Atatürk Havaalanı’na yapılan saldırı beni o kadar etkiledi ki, saldırıyı takip eden 2 gün boyunca; yayın yasağının imkân verdiği ölçüde olup bitenlerin detaylarını öğrenmekle ilgilendim. Doğal olarak üzüldüm, çaresiz hissettim ve öfkelendim.
Beni en çok kızdıran şey çaresizlikti. Böyle bir olayda “Elimden hiçbir şey gelmiyor” hissi gerçekten tepemin tasını attırıyor! Bu öfke giderek konuyla ilgili sorumluların sorumsuz açıklamalarına kayıyor ve odağımı benden uzaklaştırıp “ötekilerin” kabahatlerine yöneltiyordu.

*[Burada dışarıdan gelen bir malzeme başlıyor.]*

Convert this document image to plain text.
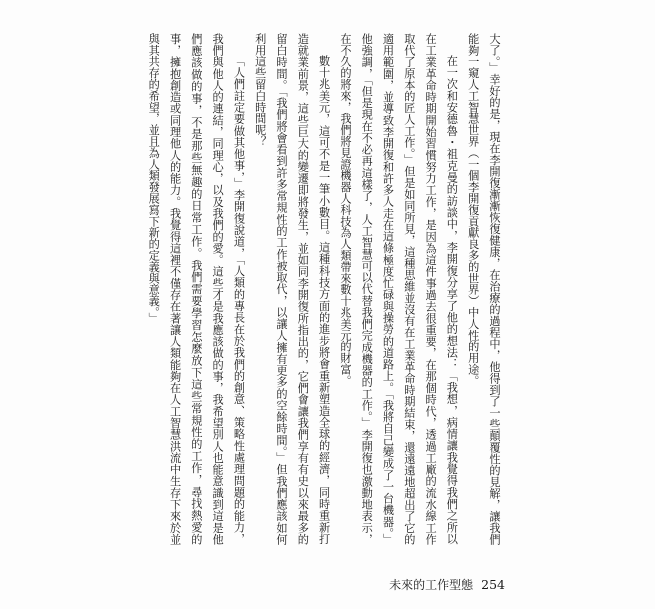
大了。」幸好的是，現在李開復漸漸恢復健康，在治療的過程中，他得到了一些顛覆性的見解，讓我們能夠一窺人工智慧世界（一個李開復貢獻良多的世界）中人性的用途。

在一次和安德魯・祖克曼的訪談中，李開復分享了他的想法：「我想，病情讓我覺得我們之所以在工業革命時期開始習慣努力工作，是因為這件事過去很重要，在那個時代，透過工廠的流水線工作取代了原本的匠人工作。」但是如同所見，這種思維並沒有在工業革命時期結束，還遠遠地超出了它的適用範圍，並導致李開復和許多人走在這條極度忙碌與操勞的道路上。「我將自己變成了一台機器。」他強調，「但是現在不必再這樣了，人工智慧可以代替我們完成機器的工作。」李開復也激動地表示，在不久的將來，我們將見證機器人科技為人類帶來數十兆美元的財富。

數十兆美元，這可不是一筆小數目。這種科技方面的進步將會重新塑造全球的經濟，同時重新打造就業前景，這些巨大的變遷即將發生，並如同李開復所指出的，它們會讓我們享有有史以來最多的留白時間。「我們將會看到許多常規性的工作被取代，以讓人擁有更多的空餘時間。」但我們應該如何利用這些留白時間呢？

「人們註定要做其他事，」李開復說道，「人類的專長在於我們的創意、策略性處理問題的能力，我們與他人的連結，同理心，以及我們的愛。這些才是我應該做的事，我希望別人也能意識到這是他們應該做的事，不是那些無趣的日常工作。我們需要學習怎麼放下這些常規性的工作，尋找熱愛的事，擁抱創造或同理他人的能力。我覺得這裡不僅存在著讓人類能夠在人工智慧洪流中生存下來於並與其共存的希望，並且為人類發展寫下新的定義與意義。」

未來的工作型態 254
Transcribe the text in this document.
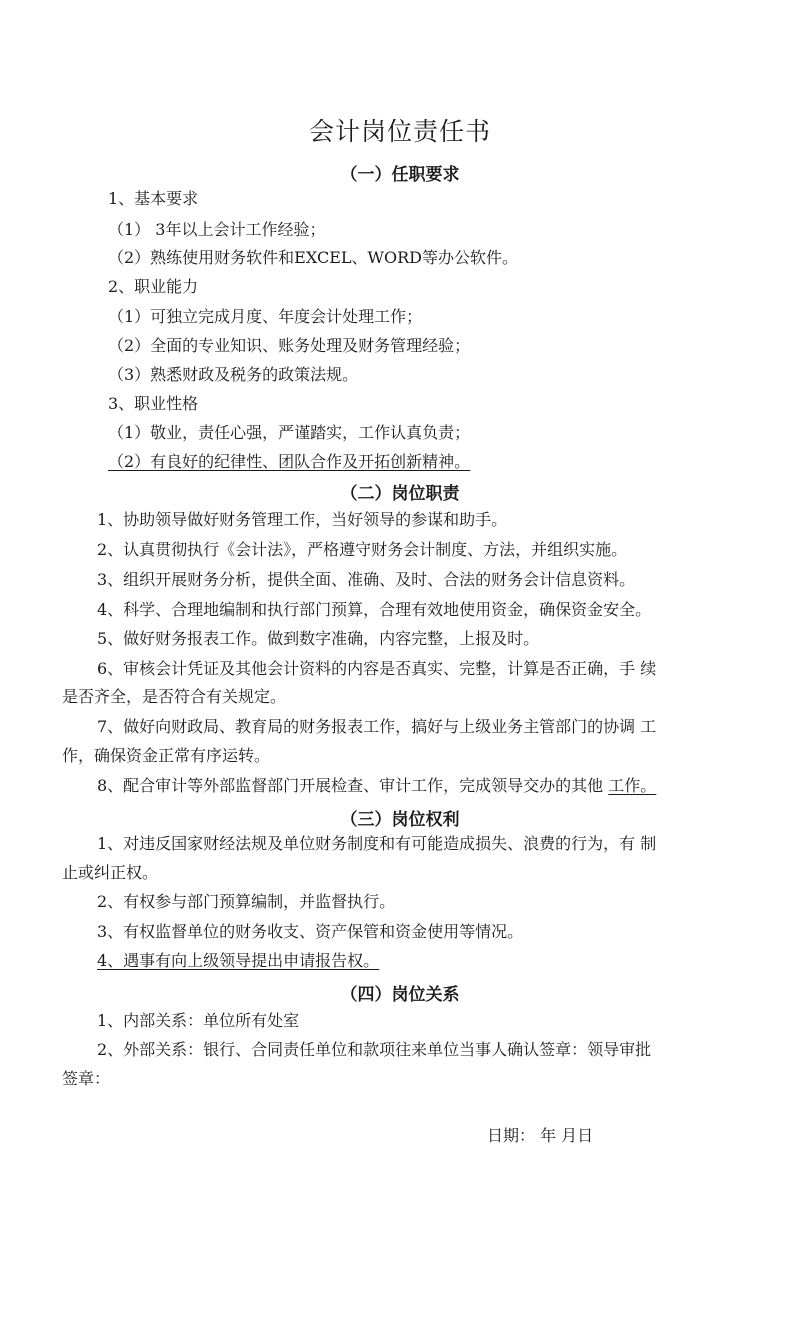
会计岗位责任书
（一）任职要求
1、基本要求
（1） 3年以上会计工作经验；
（2）熟练使用财务软件和EXCEL、WORD等办公软件。
2、职业能力
（1）可独立完成月度、年度会计处理工作；
（2）全面的专业知识、账务处理及财务管理经验；
（3）熟悉财政及税务的政策法规。
3、职业性格
（1）敬业，责任心强，严谨踏实，工作认真负责；
（2）有良好的纪律性、团队合作及开拓创新精神。
（二）岗位职责
1、协助领导做好财务管理工作，当好领导的参谋和助手。
2、认真贯彻执行《会计法》，严格遵守财务会计制度、方法，并组织实施。
3、组织开展财务分析，提供全面、准确、及时、合法的财务会计信息资料。
4、科学、合理地编制和执行部门预算，合理有效地使用资金，确保资金安全。
5、做好财务报表工作。做到数字准确，内容完整，上报及时。
6、审核会计凭证及其他会计资料的内容是否真实、完整，计算是否正确，手 续
是否齐全，是否符合有关规定。
7、做好向财政局、教育局的财务报表工作，搞好与上级业务主管部门的协调 工
作，确保资金正常有序运转。
8、配合审计等外部监督部门开展检查、审计工作，完成领导交办的其他 工作。
（三）岗位权利
1、对违反国家财经法规及单位财务制度和有可能造成损失、浪费的行为，有 制
止或纠正权。
2、有权参与部门预算编制，并监督执行。
3、有权监督单位的财务收支、资产保管和资金使用等情况。
4、遇事有向上级领导提出申请报告权。
（四）岗位关系
1、内部关系：单位所有处室
2、外部关系：银行、合同责任单位和款项往来单位当事人确认签章：领导审批
签章：
日期： 年 月日
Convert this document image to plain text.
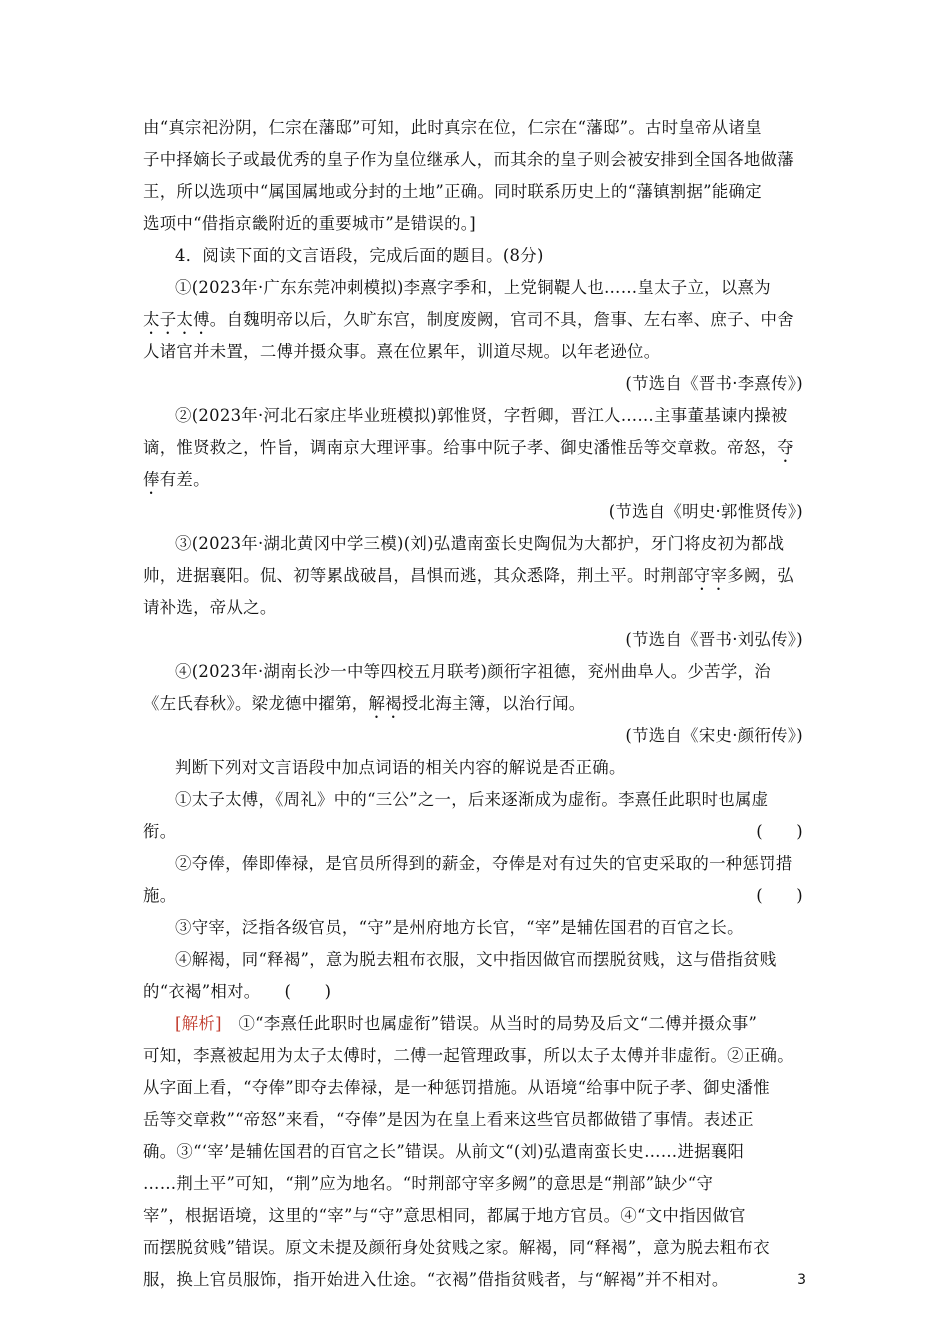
由“真宗祀汾阴，仁宗在藩邸”可知，此时真宗在位，仁宗在“藩邸”。古时皇帝从诸皇
子中择嫡长子或最优秀的皇子作为皇位继承人，而其余的皇子则会被安排到全国各地做藩
王，所以选项中“属国属地或分封的土地”正确。同时联系历史上的“藩镇割据”能确定
选项中“借指京畿附近的重要城市”是错误的。]
4．阅读下面的文言语段，完成后面的题目。(8分)
①(2023年·广东东莞冲刺模拟)李熹字季和，上党铜鞮人也……皇太子立，以熹为
太子太傅。自魏明帝以后，久旷东宫，制度废阙，官司不具，詹事、左右率、庶子、中舍
人诸官并未置，二傅并摄众事。熹在位累年，训道尽规。以年老逊位。
(节选自《晋书·李熹传》)
②(2023年·河北石家庄毕业班模拟)郭惟贤，字哲卿，晋江人……主事董基谏内操被
谪，惟贤救之，忤旨，调南京大理评事。给事中阮子孝、御史潘惟岳等交章救。帝怒，夺
俸有差。
(节选自《明史·郭惟贤传》)
③(2023年·湖北黄冈中学三模)(刘)弘遣南蛮长史陶侃为大都护，牙门将皮初为都战
帅，进据襄阳。侃、初等累战破昌，昌惧而逃，其众悉降，荆土平。时荆部守宰多阙，弘
请补选，帝从之。
(节选自《晋书·刘弘传》)
④(2023年·湖南长沙一中等四校五月联考)颜衎字祖德，兖州曲阜人。少苦学，治
《左氏春秋》。梁龙德中擢第，解褐授北海主簿，以治行闻。
(节选自《宋史·颜衎传》)
判断下列对文言语段中加点词语的相关内容的解说是否正确。
①太子太傅，《周礼》中的“三公”之一，后来逐渐成为虚衔。李熹任此职时也属虚
衔。	(　　)
②夺俸，俸即俸禄，是官员所得到的薪金，夺俸是对有过失的官吏采取的一种惩罚措
施。	(　　)
③守宰，泛指各级官员，“守”是州府地方长官，“宰”是辅佐国君的百官之长。
④解褐，同“释褐”，意为脱去粗布衣服，文中指因做官而摆脱贫贱，这与借指贫贱
的“衣褐”相对。 (　　)
[解析]　 ①“李熹任此职时也属虚衔”错误。从当时的局势及后文“二傅并摄众事”
可知，李熹被起用为太子太傅时，二傅一起管理政事，所以太子太傅并非虚衔。②正确。
从字面上看，“夺俸”即夺去俸禄，是一种惩罚措施。从语境“给事中阮子孝、御史潘惟
岳等交章救”“帝怒”来看，“夺俸”是因为在皇上看来这些官员都做错了事情。表述正
确。③“‘宰’是辅佐国君的百官之长”错误。从前文“(刘)弘遣南蛮长史……进据襄阳
……荆土平”可知，“荆”应为地名。“时荆部守宰多阙”的意思是“荆部”缺少“守
宰”，根据语境，这里的“宰”与“守”意思相同，都属于地方官员。④“文中指因做官
而摆脱贫贱”错误。原文未提及颜衎身处贫贱之家。解褐，同“释褐”，意为脱去粗布衣
服，换上官员服饰，指开始进入仕途。“衣褐”借指贫贱者，与“解褐”并不相对。	3
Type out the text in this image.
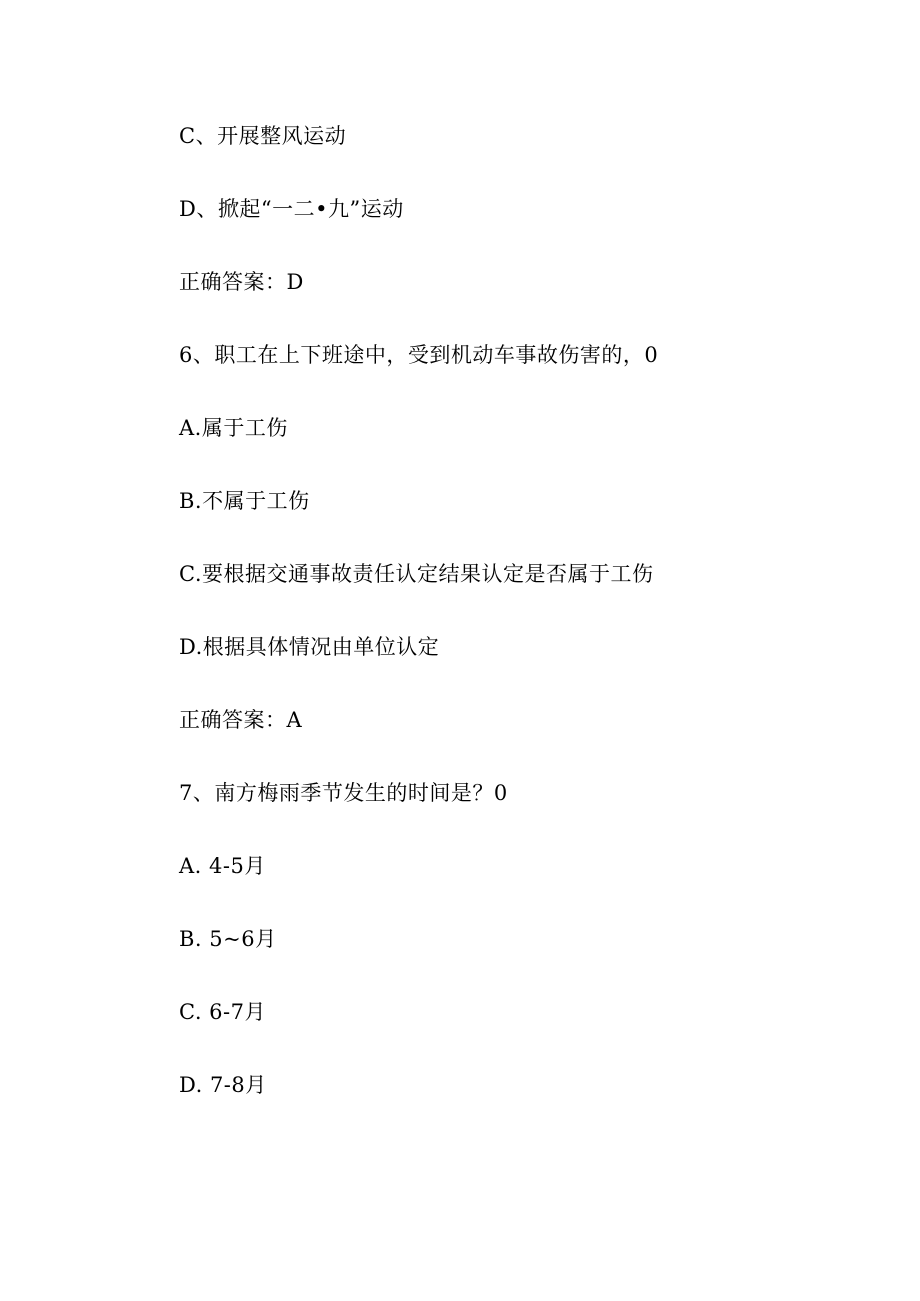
C、开展整风运动
D、掀起“一二•九”运动
正确答案：D
6、职工在上下班途中，受到机动车事故伤害的，0
A.属于工伤
B.不属于工伤
C.要根据交通事故责任认定结果认定是否属于工伤
D.根据具体情况由单位认定
正确答案：A
7、南方梅雨季节发生的时间是？0
A. 4-5月
B. 5~6月
C. 6-7月
D. 7-8月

Sonra yaptığım çalışmaları ve aldığım eğitimleri anımsadım. Bu konudaki sorumluluğun kimde olduğunu hatırlattım kendime: “Şu anda nasıl hissettiğinin tek bir sorumlusu var; o da sensin!”
Sorumluluk bende, çünkü öyle hissetmeyi farkında bile olmadan ben seçiyorum! Oysa farkında kalıp akıllıca seçimler yaptığımızda hayat sadece kendimiz için değil, herkes için farklı akmaya başlıyor. Gandhi söylemiş ya; “Dünyada görmek istediğin değişimin kendisi ol” diye. Buna hemen şimdi seçimlerinizle başlamaya ne dersiniz? Hadi buyurun; hemen şimdi uygulayarak hayatınızı değiştirebileceğiniz 7 basit seçim:
1. Diyet yapın
Yiyeceklerden değil, ruhunuzu zehirleyen toksinleri tüketmeyi bırakmaktan bahsediyorum. Mesela haberleri izlemeyi bırakmak size ne kaybettirir? Kimse bana; ‘Dünyaya olan bitene kulaklarımızı mı tıkayalım? Bunca acı olaya gözlerimizi kapatınca hepsi yok mu olacak?’ falan diye hamasi sorular sormasın. Emin olun siz haberleri seyrettiğinizde de o acılar kaybolmuyor ve onlardan haberdar olarak hiçbir şeye etki etmiyorsunuz. Kaldı ki 5 yıldır TV ve dolayısıyla haber izlemeyen bir adam olarak ülkede ve dünyada olan bitenden, en az her akşam haberleri izleyenler kadar bilgim var. Aradaki tek fark benim seçmediğim görüntü ve söylemlerin zihnime girişine izin vermiyorum.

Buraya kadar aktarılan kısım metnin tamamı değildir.